Das Mutationsgeschehen bleibt dynamisch

Virus-Mutante B1.1.7 in Österreich:
Im Dunkeln sieht man nicht. Dr. Andreas Bergthaler erläutert, warum der Ausbau der Sequenzier-Kapazitäten wichtig ist.

 

Das Mutationsgeschehen bleibt dynamisch

„Das Virus mutiert ständig. Das wissen wir, und das ist per se noch kein Grund zur Beunruhigung“, betont Dr. Andreas Bergthaler, CEMM. „Aber das Besondere bei der britischen und auch bei der südafrikanischen Variante ist nun, dass viele Mutationen gleichzeitig vorliegen.
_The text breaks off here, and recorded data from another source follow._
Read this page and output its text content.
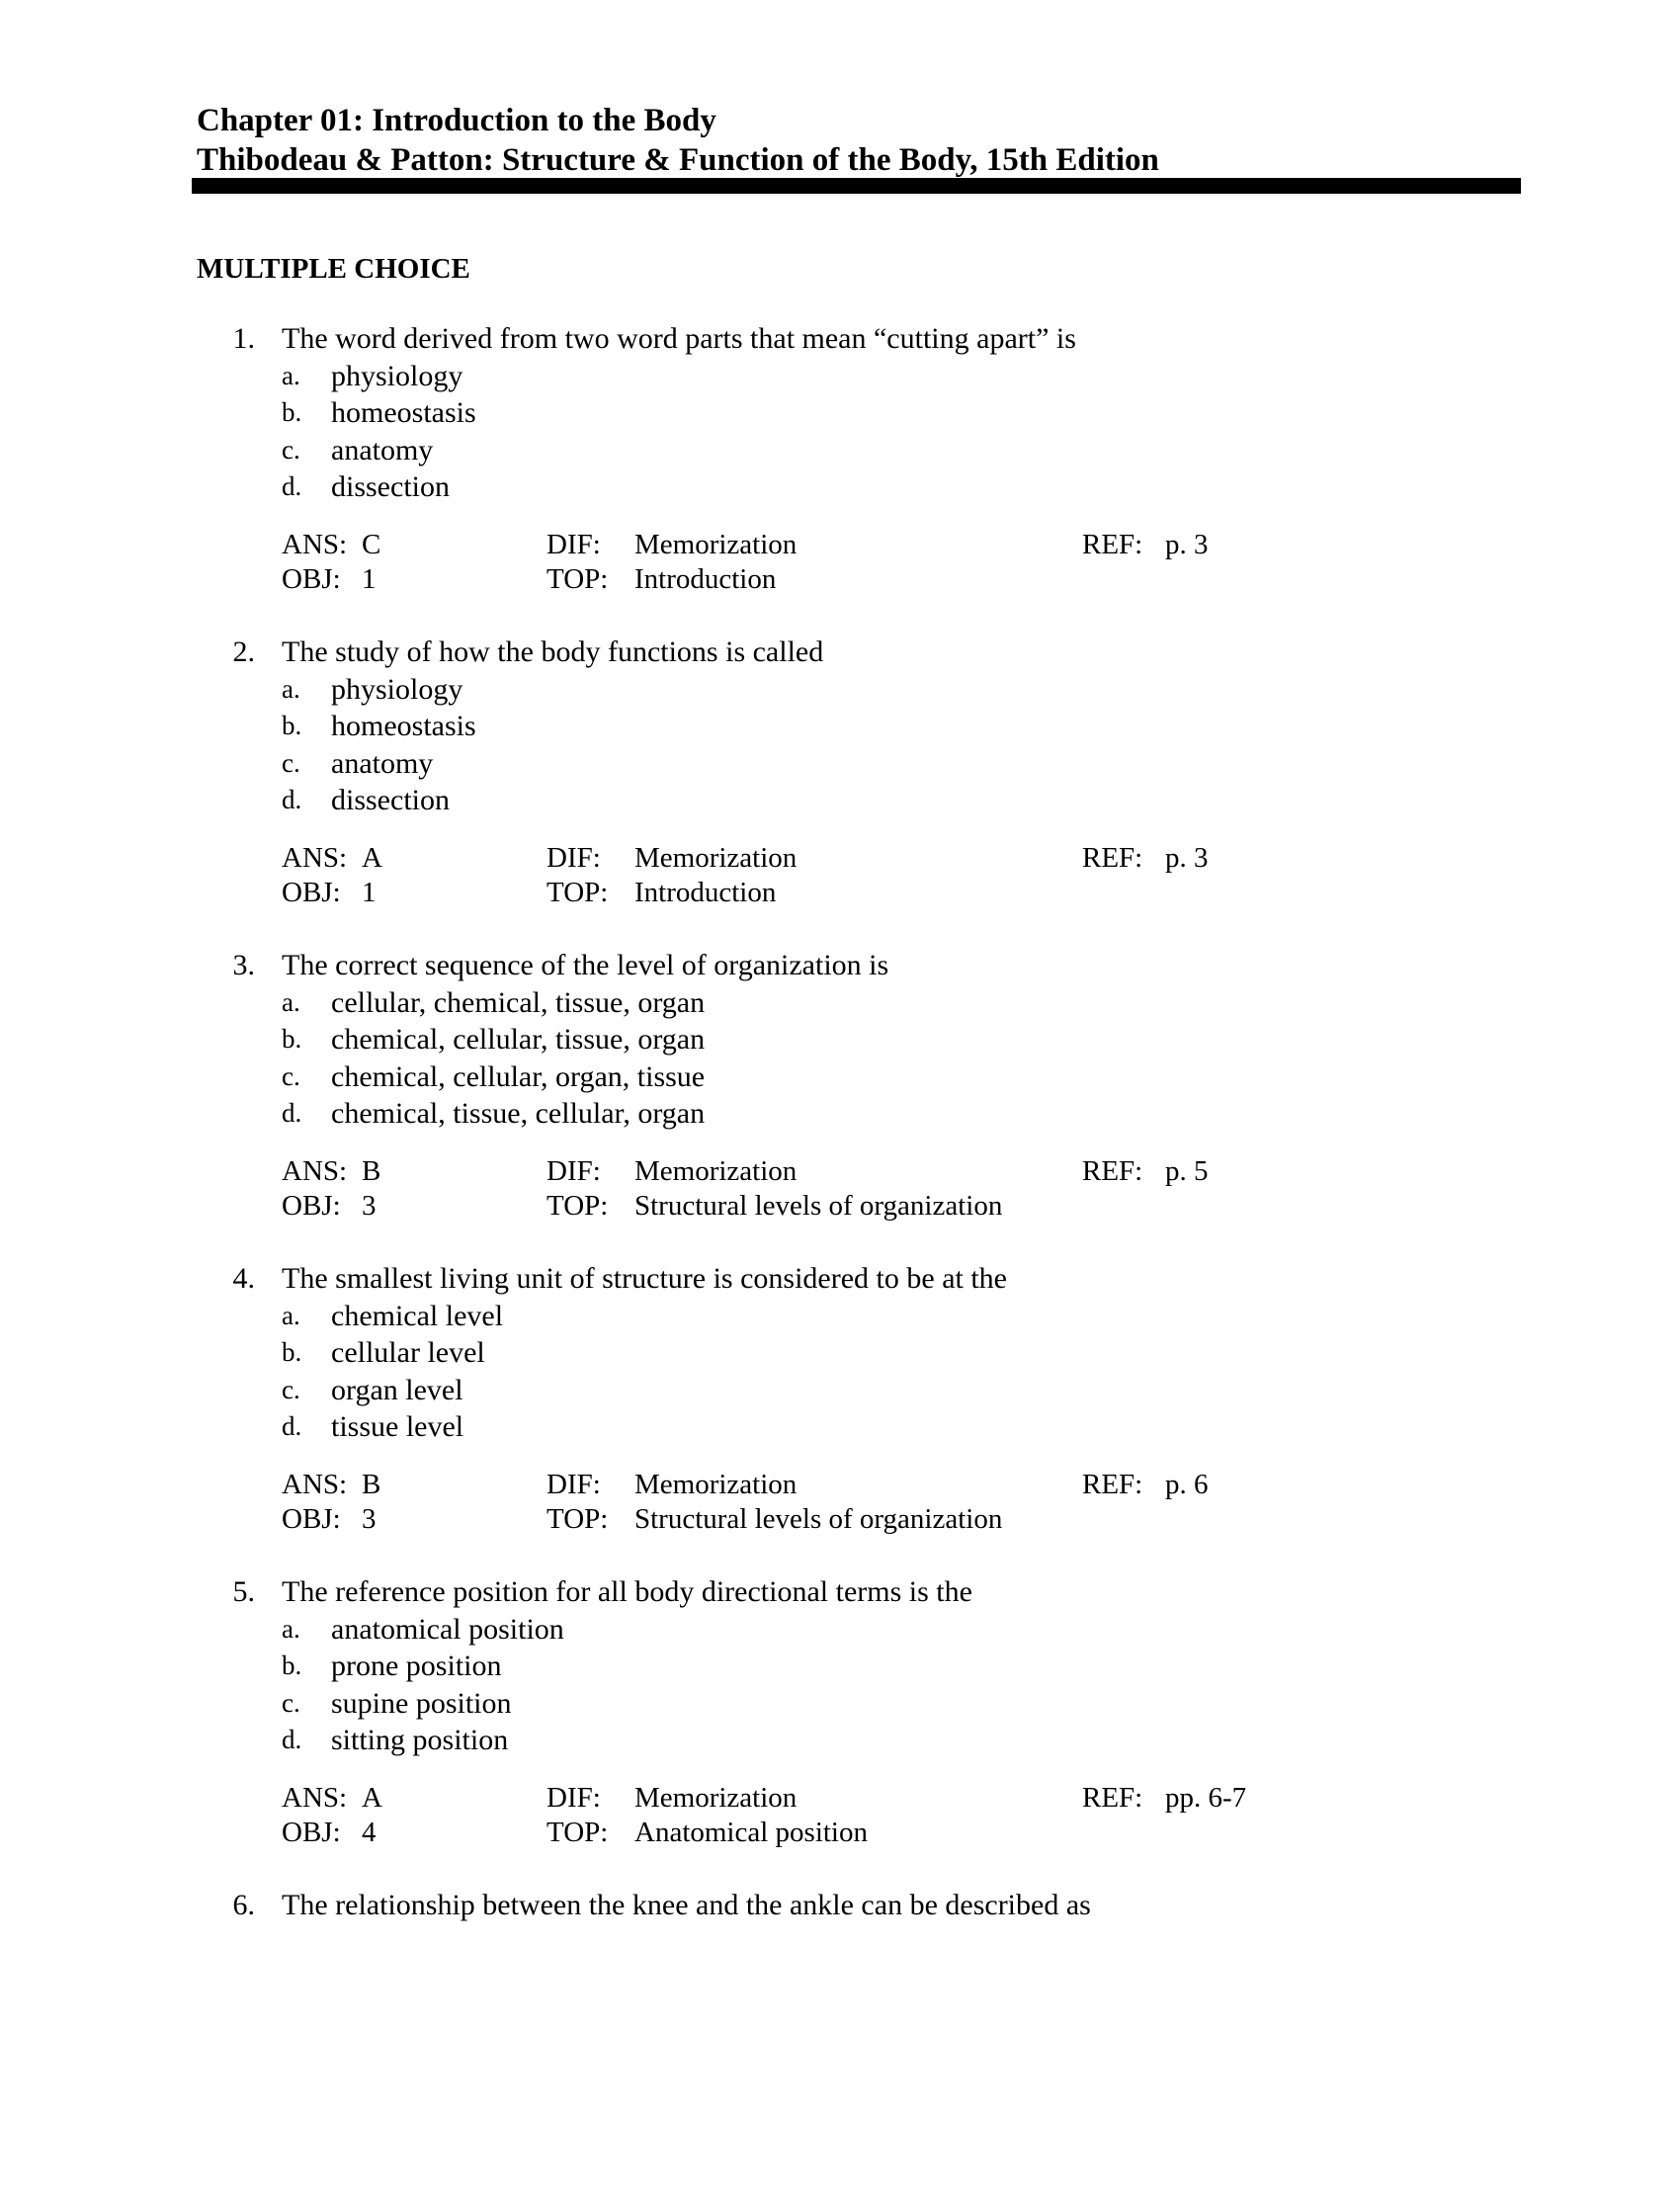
Chapter 01: Introduction to the Body
Thibodeau & Patton: Structure & Function of the Body, 15th Edition
MULTIPLE CHOICE
1. The word derived from two word parts that mean “cutting apart” is
a. physiology
b. homeostasis
c. anatomy
d. dissection
ANS: C	DIF: Memorization	REF: p. 3
OBJ: 1	TOP: Introduction
2. The study of how the body functions is called
a. physiology
b. homeostasis
c. anatomy
d. dissection
ANS: A	DIF: Memorization	REF: p. 3
OBJ: 1	TOP: Introduction
3. The correct sequence of the level of organization is
a. cellular, chemical, tissue, organ
b. chemical, cellular, tissue, organ
c. chemical, cellular, organ, tissue
d. chemical, tissue, cellular, organ
ANS: B	DIF: Memorization	REF: p. 5
OBJ: 3	TOP: Structural levels of organization
4. The smallest living unit of structure is considered to be at the
a. chemical level
b. cellular level
c. organ level
d. tissue level
ANS: B	DIF: Memorization	REF: p. 6
OBJ: 3	TOP: Structural levels of organization
5. The reference position for all body directional terms is the
a. anatomical position
b. prone position
c. supine position
d. sitting position
ANS: A	DIF: Memorization	REF: pp. 6-7
OBJ: 4	TOP: Anatomical position
6. The relationship between the knee and the ankle can be described as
Das hatten wir bis dato nicht.“ Mit der neuen, in Großbritannien erstmals im September aufgetretenen Virus-Mutante B1.1.7 ist eine Virus-Variante entstanden, die aufgrund ihrer Mutationen im Bereich der Rezeptorbindungsstelle um 56% infektiöser ist als die bisherige Variante.

Entscheidend für alle Fragen in der Bewältigung der Pandemie ist es primär zu wissen, welche Mutationen entstehen und welche Virus-Varianten zirkulieren. Andreas Bergthaler: „Um Mutationen detektieren zu können, muss das Genom molekulartechnisch sequenziert werden.“ – Ein aufwändiger Prozess, der viel Expertise und auch Infrastruktur benötigt.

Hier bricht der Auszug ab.